Yes, that headline is just an attention getter. Neither party actually intends to be racist or discriminatory but raising the minimum wage has the unintended concequence of causing primarily women and blacks to lose their jobs.
How you ask? Simple neoclassical economics of course. Raising the minimum wage increases the price for labor. Increasing the price for labor will decrease the current amount of labor employed and also increase the demand for labor. Basically, people get fired because the labor is too expensive and more people are seeking jobs now that the new minimum wage is at an attractive level.
Minimum wage polices are discriminatory because, generally, women and blacks are last hired first fired. Now before you label me as a racist, I gained this knowledge at WTAMU. As with anything I learn I do question it, but this premise seems fair given current societal norms. If anyone has any facts otherwise please post them.
The left will argue that the supply and demand curves are inelastic and a change in price will have little effect on the market. Basically this means only a few people will be fired and the greater good will have been served.
This notion is foolish. First of all, the job markets are not the same across the nation. The supply curve could be inelastic in some areas while very elastic in others and elasticity can even vary from company to company. Given this, minimum wage increases wil have little or no effects in places like San Francisco where the minimum wage is far above what anyone in the federal government wants to increase it to and other places with already low unemployment will suffer greatly depending on the amount of the increase.
Other problems with the minimum wage increases would be that it encourages outsourcing, offshoring, and replacing workers with machines. Also, raising the min wage will still have minimum wage earners beloe poverty. Consider the proposed 7.25 an hour would only gross 14.5k a year. This is a good argument for a living wage, but elasticity wouldn’t matter and mass unemployment would occur.
Unfortunately with situations like these we will only have to wait for time to tell to see who is right and who is wrong. I would prefer to be cautious, but with pandering rwpublicans on the house it looks like we are going to choke this stuff down and see what happens. If unemployment increases after the law is enacted, without pther controls in place, then that is proof min wage increases are a bad idea.
I am fully open to the idea that I could eat my words. America has done just fine with a minimum wage and it very well could continue to do so.
The worst part about these situations is that both party’s last interests are the people. Both sides are simply pandering for votes and are ignoring long term concequnces.
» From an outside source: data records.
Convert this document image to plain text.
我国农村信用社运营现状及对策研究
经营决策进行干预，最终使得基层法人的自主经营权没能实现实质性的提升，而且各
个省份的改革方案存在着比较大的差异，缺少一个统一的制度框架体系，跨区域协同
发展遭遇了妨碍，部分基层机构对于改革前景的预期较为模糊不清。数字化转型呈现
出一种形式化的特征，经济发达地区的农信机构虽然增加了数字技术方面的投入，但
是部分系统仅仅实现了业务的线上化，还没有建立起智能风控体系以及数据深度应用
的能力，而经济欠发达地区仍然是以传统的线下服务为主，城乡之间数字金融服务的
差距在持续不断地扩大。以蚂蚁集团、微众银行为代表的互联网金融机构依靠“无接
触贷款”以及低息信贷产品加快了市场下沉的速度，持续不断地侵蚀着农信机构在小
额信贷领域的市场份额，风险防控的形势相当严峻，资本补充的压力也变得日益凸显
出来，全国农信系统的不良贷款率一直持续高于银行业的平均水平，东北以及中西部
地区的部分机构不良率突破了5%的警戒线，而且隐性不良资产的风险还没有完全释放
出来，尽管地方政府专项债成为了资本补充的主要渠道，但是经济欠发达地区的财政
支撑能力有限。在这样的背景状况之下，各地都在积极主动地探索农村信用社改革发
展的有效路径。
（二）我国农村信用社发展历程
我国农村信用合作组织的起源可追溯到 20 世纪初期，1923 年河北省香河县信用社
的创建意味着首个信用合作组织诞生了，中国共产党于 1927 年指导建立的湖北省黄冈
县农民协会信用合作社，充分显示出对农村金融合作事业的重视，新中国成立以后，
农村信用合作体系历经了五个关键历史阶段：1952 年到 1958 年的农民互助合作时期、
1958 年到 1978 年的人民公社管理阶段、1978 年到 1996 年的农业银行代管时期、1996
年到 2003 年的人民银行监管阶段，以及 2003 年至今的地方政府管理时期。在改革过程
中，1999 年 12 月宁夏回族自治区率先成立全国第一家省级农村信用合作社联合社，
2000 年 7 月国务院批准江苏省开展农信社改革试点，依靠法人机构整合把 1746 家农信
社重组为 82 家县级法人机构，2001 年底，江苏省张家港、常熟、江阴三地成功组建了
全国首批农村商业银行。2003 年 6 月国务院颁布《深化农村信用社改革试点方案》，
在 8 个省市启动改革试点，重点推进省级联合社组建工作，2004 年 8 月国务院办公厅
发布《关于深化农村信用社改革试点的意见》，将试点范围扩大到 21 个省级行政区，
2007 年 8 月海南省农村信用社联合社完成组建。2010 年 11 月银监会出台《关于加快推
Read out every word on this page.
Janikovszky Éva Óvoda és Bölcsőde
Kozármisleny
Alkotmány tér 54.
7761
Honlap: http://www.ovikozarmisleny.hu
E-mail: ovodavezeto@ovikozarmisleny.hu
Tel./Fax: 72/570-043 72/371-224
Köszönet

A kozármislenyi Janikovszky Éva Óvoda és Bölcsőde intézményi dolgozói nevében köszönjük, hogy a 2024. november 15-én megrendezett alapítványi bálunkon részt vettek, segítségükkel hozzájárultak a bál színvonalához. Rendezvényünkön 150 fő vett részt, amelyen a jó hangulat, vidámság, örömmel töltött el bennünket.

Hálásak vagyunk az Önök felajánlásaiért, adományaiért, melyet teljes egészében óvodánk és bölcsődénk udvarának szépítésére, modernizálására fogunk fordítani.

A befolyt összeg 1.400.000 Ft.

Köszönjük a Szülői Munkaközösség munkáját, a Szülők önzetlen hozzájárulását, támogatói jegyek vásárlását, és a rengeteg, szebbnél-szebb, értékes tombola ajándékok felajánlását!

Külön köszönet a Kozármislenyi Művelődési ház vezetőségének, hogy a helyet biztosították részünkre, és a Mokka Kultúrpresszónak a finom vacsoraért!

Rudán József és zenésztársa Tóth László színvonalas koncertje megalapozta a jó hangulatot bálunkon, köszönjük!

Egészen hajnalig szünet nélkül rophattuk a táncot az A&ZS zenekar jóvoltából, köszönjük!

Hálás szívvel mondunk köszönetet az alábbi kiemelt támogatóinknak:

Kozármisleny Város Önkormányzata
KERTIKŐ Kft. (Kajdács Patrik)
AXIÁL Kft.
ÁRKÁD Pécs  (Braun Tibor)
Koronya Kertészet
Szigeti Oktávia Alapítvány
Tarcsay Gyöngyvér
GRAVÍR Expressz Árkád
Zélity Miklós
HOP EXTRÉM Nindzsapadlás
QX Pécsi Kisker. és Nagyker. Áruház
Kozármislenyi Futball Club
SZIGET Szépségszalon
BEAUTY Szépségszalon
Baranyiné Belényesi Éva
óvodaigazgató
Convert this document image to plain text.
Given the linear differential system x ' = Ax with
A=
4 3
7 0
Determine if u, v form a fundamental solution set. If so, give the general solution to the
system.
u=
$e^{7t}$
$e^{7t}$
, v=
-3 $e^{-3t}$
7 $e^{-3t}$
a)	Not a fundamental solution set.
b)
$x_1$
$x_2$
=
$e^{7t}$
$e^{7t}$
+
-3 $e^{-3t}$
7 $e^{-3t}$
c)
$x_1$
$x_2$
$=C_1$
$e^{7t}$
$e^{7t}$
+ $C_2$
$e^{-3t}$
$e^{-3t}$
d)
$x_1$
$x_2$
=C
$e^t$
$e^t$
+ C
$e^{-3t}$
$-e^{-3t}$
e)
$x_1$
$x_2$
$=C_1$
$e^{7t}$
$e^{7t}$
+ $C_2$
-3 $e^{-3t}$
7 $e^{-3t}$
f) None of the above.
If anyone is wondering about pandering claims, note that many unions have their hourly wage tied in with the minimum wage. This means that if the min wage increases so does the union’s. Unions have considerable political power as well, primarily for democrats, which is why they are the biggest proponents for a min wage increase. What seems odd to me is why Republicans would want to pander to the unions when, chances are, there is no possible way the unions will endorse the GOP. I bet their motives have something to do with the tax cuts for corporations mixed in with the bill.
My solution is to not increase the minimum wage and let the local governments enforce their own minimum wage laws. Local governments can better manage their job markets and account for whatever elasticity that market might have as opposed to the federal minimum wage throwing everything out of whack.